Yo estaba muy nerviosa en la cocina de casa. Mi madre había salido
cuando llegó Inés, siempre tan alegre, con un sombrero nuevo y con
un vestido azul. Me preguntó que cómo me encontraba y le dije que
bien, que contenta de estar en casa con ella. Me preguntó por mamá.

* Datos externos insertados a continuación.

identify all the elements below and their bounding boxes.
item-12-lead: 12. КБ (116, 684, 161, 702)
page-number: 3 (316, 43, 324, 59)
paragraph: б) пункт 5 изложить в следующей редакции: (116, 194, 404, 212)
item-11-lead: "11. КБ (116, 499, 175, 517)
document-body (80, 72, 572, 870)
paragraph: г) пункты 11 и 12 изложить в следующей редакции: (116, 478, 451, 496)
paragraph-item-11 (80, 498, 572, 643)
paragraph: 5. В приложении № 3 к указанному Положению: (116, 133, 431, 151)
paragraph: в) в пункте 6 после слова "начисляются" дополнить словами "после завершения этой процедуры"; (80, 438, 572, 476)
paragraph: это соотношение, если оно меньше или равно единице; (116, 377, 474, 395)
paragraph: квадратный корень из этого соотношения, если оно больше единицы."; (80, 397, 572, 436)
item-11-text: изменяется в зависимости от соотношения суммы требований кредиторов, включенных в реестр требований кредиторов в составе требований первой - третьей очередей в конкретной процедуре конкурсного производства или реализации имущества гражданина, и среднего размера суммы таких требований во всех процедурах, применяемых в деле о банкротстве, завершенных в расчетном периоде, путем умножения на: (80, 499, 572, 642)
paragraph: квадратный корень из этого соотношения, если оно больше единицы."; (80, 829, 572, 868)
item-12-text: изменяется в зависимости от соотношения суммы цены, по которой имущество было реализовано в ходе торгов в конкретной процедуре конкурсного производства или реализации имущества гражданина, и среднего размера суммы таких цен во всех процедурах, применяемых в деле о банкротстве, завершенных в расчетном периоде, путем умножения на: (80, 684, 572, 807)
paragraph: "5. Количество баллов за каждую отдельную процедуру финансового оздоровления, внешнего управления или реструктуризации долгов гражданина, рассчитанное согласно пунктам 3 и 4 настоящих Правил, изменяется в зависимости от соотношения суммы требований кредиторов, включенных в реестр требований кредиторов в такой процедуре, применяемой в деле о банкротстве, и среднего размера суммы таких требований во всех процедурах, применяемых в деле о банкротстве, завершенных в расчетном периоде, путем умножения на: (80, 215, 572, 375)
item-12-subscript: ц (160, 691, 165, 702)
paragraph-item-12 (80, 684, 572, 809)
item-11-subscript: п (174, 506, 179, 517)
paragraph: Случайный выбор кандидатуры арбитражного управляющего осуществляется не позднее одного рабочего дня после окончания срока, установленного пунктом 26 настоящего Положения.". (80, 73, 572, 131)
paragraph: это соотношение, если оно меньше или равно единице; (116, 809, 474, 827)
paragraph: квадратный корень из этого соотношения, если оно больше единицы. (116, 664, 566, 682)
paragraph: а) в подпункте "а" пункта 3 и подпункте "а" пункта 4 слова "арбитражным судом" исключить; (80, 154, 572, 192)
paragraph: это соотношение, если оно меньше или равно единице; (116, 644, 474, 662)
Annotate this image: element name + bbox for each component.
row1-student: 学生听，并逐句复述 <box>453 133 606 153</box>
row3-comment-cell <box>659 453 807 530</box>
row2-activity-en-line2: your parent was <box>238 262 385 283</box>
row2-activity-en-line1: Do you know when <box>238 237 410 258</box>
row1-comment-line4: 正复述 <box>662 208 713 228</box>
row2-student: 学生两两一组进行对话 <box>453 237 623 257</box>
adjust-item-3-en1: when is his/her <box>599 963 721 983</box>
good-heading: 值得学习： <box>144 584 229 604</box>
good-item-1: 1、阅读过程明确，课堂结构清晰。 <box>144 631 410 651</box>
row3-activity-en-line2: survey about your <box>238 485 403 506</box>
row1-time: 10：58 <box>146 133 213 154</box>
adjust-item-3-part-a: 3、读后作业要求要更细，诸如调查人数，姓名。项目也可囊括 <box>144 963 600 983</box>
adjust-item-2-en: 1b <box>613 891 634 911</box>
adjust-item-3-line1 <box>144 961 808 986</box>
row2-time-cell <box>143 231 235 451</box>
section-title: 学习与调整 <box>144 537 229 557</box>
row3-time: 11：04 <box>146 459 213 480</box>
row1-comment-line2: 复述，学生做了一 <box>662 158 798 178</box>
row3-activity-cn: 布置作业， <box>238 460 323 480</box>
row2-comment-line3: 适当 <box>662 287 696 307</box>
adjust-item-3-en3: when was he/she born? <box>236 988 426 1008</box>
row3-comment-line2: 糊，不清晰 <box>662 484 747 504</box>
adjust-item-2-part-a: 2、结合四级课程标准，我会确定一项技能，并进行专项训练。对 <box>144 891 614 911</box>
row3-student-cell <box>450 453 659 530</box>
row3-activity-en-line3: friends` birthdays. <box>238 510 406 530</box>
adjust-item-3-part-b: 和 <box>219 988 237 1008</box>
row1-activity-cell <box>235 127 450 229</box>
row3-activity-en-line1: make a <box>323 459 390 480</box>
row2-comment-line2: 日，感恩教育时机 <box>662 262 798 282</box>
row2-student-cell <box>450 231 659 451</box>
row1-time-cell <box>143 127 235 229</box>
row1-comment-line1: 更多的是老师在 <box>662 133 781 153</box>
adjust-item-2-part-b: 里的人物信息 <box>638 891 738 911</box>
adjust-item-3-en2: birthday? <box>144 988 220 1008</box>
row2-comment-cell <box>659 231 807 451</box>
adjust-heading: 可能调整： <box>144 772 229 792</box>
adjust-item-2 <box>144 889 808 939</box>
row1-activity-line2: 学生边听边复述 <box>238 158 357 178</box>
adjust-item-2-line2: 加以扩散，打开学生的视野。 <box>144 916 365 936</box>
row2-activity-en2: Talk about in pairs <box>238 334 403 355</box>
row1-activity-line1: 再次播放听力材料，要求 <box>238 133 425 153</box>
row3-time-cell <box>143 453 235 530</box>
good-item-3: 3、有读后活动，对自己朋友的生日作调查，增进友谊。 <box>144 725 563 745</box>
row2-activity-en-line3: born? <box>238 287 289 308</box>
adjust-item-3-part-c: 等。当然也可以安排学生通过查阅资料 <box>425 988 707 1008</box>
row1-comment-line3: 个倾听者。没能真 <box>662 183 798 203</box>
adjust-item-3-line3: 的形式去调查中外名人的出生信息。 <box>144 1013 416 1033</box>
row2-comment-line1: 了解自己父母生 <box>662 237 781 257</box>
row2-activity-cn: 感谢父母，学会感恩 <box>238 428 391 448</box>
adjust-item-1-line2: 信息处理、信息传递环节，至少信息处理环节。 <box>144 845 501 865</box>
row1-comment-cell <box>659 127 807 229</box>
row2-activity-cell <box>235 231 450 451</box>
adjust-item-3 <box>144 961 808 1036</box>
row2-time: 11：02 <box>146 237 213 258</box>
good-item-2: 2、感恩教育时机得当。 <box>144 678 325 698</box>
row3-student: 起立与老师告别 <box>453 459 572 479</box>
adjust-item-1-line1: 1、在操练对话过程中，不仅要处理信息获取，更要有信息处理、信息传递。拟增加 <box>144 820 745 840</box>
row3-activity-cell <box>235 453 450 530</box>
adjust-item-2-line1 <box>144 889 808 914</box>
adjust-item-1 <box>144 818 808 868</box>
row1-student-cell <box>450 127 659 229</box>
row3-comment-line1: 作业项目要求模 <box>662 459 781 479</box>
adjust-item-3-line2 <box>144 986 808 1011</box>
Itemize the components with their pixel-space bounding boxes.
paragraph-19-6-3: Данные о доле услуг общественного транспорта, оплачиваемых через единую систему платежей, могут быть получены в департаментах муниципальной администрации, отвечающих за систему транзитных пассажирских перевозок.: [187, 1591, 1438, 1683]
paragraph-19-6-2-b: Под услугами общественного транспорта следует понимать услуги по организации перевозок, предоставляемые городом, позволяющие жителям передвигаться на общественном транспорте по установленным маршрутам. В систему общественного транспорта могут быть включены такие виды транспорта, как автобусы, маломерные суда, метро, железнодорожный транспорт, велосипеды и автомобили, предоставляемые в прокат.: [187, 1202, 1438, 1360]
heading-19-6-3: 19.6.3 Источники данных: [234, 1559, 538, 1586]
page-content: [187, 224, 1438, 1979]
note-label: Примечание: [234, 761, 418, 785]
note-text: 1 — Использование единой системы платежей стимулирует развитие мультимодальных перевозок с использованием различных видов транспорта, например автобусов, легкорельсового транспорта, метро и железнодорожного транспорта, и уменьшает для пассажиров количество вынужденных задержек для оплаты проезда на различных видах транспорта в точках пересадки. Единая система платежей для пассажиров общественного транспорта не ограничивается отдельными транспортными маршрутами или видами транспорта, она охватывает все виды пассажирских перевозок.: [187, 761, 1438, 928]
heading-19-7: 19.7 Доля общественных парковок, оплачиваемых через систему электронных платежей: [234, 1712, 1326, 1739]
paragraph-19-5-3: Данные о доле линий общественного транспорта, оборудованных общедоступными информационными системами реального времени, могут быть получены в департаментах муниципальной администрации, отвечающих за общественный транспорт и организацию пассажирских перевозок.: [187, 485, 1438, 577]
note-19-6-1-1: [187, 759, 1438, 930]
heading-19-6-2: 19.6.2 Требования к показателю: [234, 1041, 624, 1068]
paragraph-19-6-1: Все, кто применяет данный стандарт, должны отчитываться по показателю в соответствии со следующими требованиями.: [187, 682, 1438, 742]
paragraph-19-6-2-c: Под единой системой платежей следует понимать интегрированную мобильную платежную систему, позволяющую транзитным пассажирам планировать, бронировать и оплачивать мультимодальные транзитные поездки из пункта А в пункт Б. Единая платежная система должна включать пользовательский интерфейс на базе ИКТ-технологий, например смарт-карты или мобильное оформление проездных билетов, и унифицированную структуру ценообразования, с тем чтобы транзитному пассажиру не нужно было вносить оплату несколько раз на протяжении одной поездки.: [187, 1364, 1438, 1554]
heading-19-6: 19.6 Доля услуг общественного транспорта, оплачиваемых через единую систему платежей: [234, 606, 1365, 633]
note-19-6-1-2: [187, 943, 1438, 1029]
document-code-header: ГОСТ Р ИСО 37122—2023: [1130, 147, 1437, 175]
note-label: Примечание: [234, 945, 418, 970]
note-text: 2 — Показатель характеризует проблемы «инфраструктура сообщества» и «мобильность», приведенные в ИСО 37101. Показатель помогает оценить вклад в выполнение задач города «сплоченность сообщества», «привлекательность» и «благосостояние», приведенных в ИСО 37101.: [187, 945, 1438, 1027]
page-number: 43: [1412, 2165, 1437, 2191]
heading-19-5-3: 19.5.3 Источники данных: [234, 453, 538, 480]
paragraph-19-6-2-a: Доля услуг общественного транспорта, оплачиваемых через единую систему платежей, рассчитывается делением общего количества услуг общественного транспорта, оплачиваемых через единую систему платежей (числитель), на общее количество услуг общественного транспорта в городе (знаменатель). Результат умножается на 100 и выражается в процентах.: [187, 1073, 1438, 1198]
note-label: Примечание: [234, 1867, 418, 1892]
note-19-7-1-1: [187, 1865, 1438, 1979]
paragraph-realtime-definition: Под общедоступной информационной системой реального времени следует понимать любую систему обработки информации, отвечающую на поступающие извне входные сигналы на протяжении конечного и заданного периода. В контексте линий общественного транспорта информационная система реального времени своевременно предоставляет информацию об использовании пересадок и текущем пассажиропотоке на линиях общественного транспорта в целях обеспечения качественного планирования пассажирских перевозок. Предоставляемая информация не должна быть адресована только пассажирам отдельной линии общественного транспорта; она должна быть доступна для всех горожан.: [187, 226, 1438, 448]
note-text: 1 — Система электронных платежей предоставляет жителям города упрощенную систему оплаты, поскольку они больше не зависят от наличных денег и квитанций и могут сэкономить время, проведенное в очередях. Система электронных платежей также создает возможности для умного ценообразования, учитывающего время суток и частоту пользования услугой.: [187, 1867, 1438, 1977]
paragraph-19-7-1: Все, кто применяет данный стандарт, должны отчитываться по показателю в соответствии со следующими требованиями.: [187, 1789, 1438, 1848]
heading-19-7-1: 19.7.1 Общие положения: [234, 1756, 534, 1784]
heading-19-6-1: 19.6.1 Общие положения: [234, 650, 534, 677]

Después de un largo silencio me anunció:
- Estoy
embarazada.
- ¿Cómo?
¿De verdad?
Fue una
enorme sorpresa. Ya empezamos a hablar de si sería niño o niña, de
sus ropitas, de su cunita, de su habitacioncita...
Después
tengo un vacío.
A veces
recordar es como meter una mano en el fuego o como abrasarse por
dentro.
Recuerdo que
más tarde, cuando llegó Mario, Inés estaba sentada en el sillón
con la cabeza caída sobre el pecho, parecía tranquila, como
dormida. Nunca supe qué había pasado, pero el entierro del día
siguiente que parece que nunca tuvo lugar, que fue un hecho irreal,
inventado.
Yo me quedé
muy triste después de la muerte de Inés. Tristeza que me duró
meses. Gracias a Mario pude superarla. Desde entonces él nunca me ha
abandonado. Aparece en todos mis recuerdos posteriores, sonriendo,
elegante, alto, recto, amable. Cuando fuimos a comprar el coche,
cuando visitábamos nuestro terrenito en las afueras, donde
construiríamos nuestra casa, cuando salíamos al teatro con los
amigos a quienes tanto queríamos y que tanto nos apreciaban,...
cuando nos venimos a vivir al balneario,... nunca me ha abandonado su
sonrisa, su mirada y ahora está aquí conmigo, sentado frente a mí,
tan silencioso. Sabe que estoy triste, porque sabe que el brillo de
sus zapatos siempre me evoca imágenes amargas. Por eso antes de que
empiece a llorar alarga su mano hacia mi cara. Va a decirme “no
llores, ángel”, pero nunca llega a decir nada y nunca llega a
tocarme la cara. Su mano leve la atraviesa y acaricia el poste de
madera que sujeta el banco en que estoy sentada. Después Mario se da
media vuelta y se marcha. Todas las noches, en lo oculto de mi
habitación, el mismo desasosiego: ¿vendrá Mario mañana a estar
conmigo, a hablarme y a tocarme la cara?